The purpose of this presentation is to provide an overview about the different types of neural networks and how they are successfully applied. Included are the training paradigms supervised and unsupervised learning, when and for which types of networks they are applied. Reinforcement learning will be shortly addressed. The talk will also compare feed forward to recurrent networks and which challenges – especially in the oil business – can be addressed with such tools. Since the training of neural networks is always targeted on good generalisation properties, some general rules are discussed for improving the chance that a network performs well on data it never has seen before. Several real world examples are presented.

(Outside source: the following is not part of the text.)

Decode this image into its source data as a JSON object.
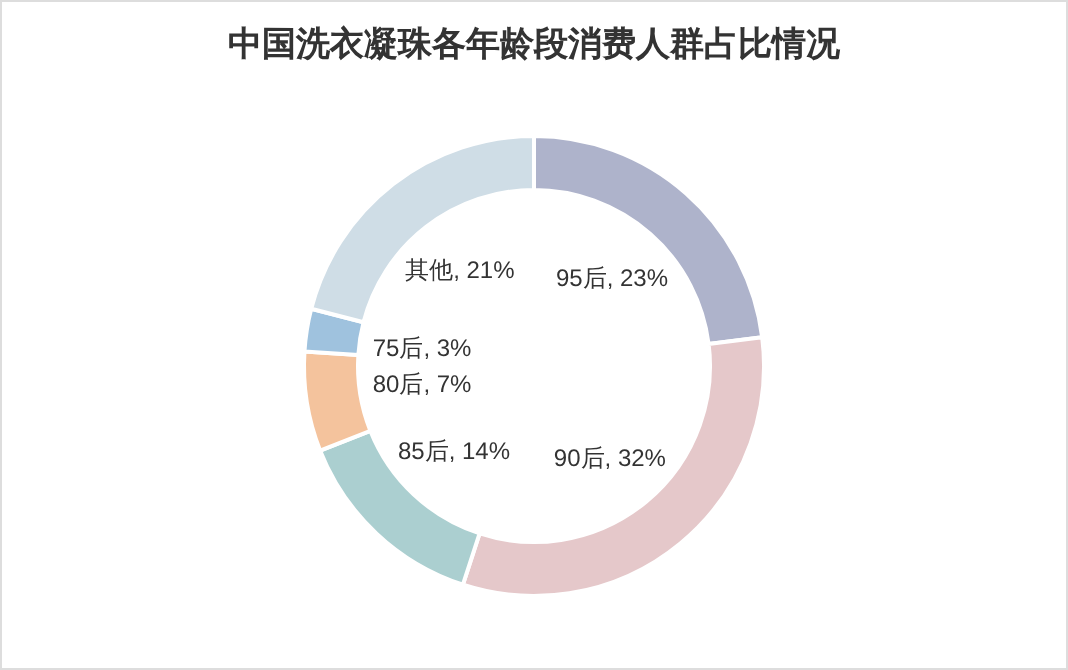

Dr. Rudolf K. Fruhwirth is graduated Petroleum Engineer of the University of Leoben. At present he study wellbore heat transfer models at the Chair of Petroleum and Geothermal Energy Recovery. After finishing his PhD in 1986 he started as a geophysicist and run through several organisations during his professional career including the Austrian Academy of Science. He has gained more than 30 years of research experience in the fields of oil-, gas & groundwater exploration as well as in data analysis & computational intelligence. Rudolf is author of numerous papers and associate lecturer at the University of Leoben.